MortgageReverse

Appropriations Bill Set to Change FHA Reverse Mortgage Program

As politicians head back to Washington to vote on healthcare and a range of other issues, the reverse mortgage industry waits to see what the Home Equity Conversion Mortgage (HECM) will look like starting in FY 2010.

The House passed its appropriation bill in August and requires that HUD operate the HECM program at a net zero subsidy rate, eliminating the need for the $798 million subsidy requested by HUD earlier this year.  In order to accomplish that, the House bill includes changes which would lower the principal limits for the program by an estimated 10%.  The bill also extends the $625,500 lending limit for FY 2010.

The Senate’s appropriation bill provides $288 million to cover part of the shortfall and requires HUD to reduce the principal limit by 5% and create an additional 2.66% subsidy on all new guaranteed loan commitments exceeding the estimated total of $30 billion generated in that fiscal year.  It also includes an amendment which terminates the $625,500 lending limit on January 1, 2010, bringing it back to $417,000.

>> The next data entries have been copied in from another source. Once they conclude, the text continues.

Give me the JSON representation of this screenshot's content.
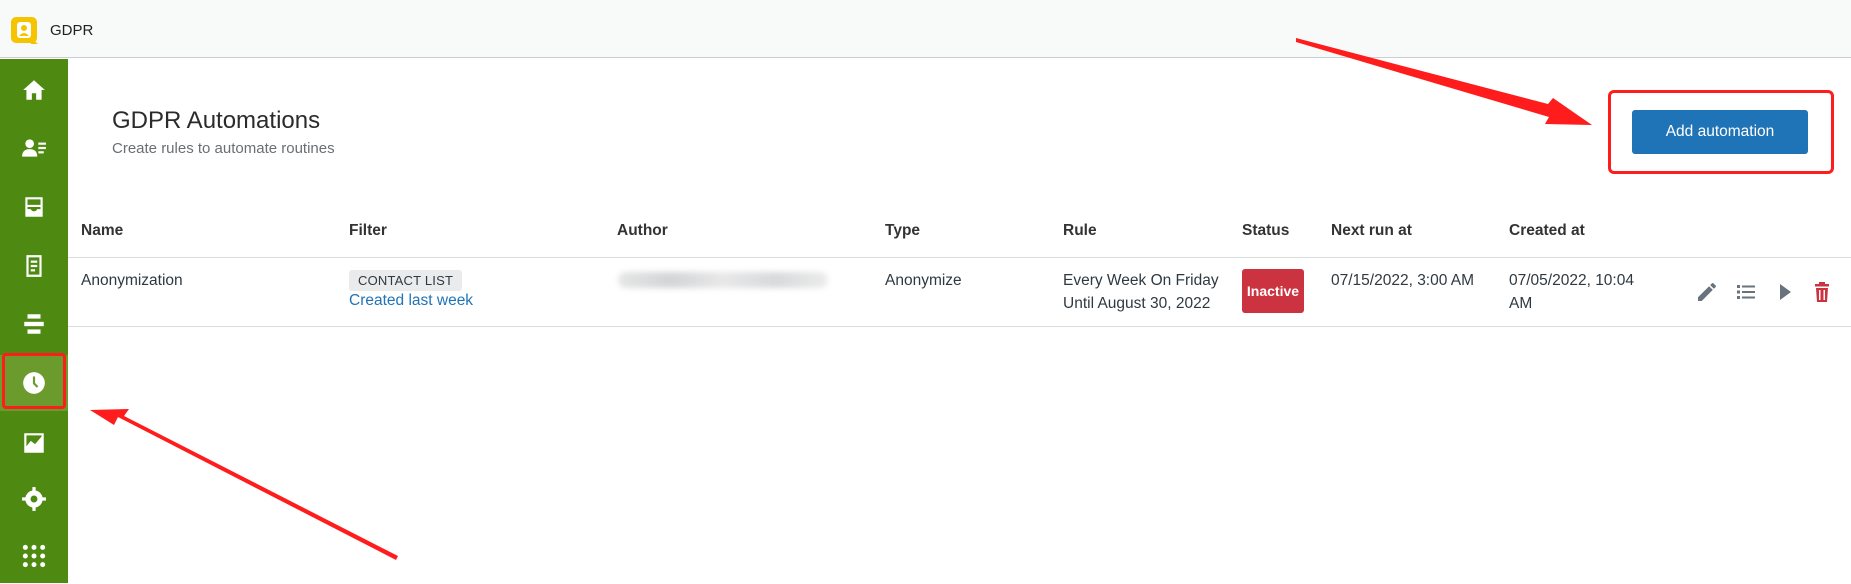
{
  "app": {
    "name": "GDPR",
    "logo_icon": "gdpr-badge-icon",
    "logo_color": "#f5c400"
  },
  "sidebar": {
    "background": "#4e8a12",
    "items": [
      {
        "icon": "home-icon",
        "active": false
      },
      {
        "icon": "contacts-icon",
        "active": false
      },
      {
        "icon": "inbox-icon",
        "active": false
      },
      {
        "icon": "document-icon",
        "active": false
      },
      {
        "icon": "align-icon",
        "active": false
      },
      {
        "icon": "clock-icon",
        "active": true
      },
      {
        "icon": "chart-icon",
        "active": false
      },
      {
        "icon": "gear-icon",
        "active": false
      },
      {
        "icon": "apps-grid-icon",
        "active": false
      }
    ]
  },
  "header": {
    "title": "GDPR Automations",
    "subtitle": "Create rules to automate routines",
    "add_button": "Add automation"
  },
  "table": {
    "columns": [
      "Name",
      "Filter",
      "Author",
      "Type",
      "Rule",
      "Status",
      "Next run at",
      "Created at"
    ],
    "rows": [
      {
        "name": "Anonymization",
        "filter_tag": "CONTACT LIST",
        "filter_link": "Created last week",
        "author": "",
        "type": "Anonymize",
        "rule_line1": "Every Week On Friday",
        "rule_line2": "Until August 30, 2022",
        "status": "Inactive",
        "next_run": "07/15/2022, 3:00 AM",
        "created_line1": "07/05/2022, 10:04",
        "created_line2": "AM",
        "actions": [
          "edit-icon",
          "list-icon",
          "play-icon",
          "trash-icon"
        ]
      }
    ]
  },
  "colors": {
    "accent": "#1f73b7",
    "status_inactive": "#cc3340",
    "delete": "#cc3340",
    "annotation": "#ff1c1c"
  }
}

About the only thing that the two bills share in regards to reverse mortgages are that both extend the suspension of the cap on the number of HECMs that can be endorsed through September 30, 2010.  So where do we go from here?

With politicians back from their August recess, the Senate still needs to vote on its version of the appropriations bill.  Assuming that it’s passed, both versions of the bill go to a Conference Committee where members iron out the differences and return a compromised version to both the House and Senate for final approval.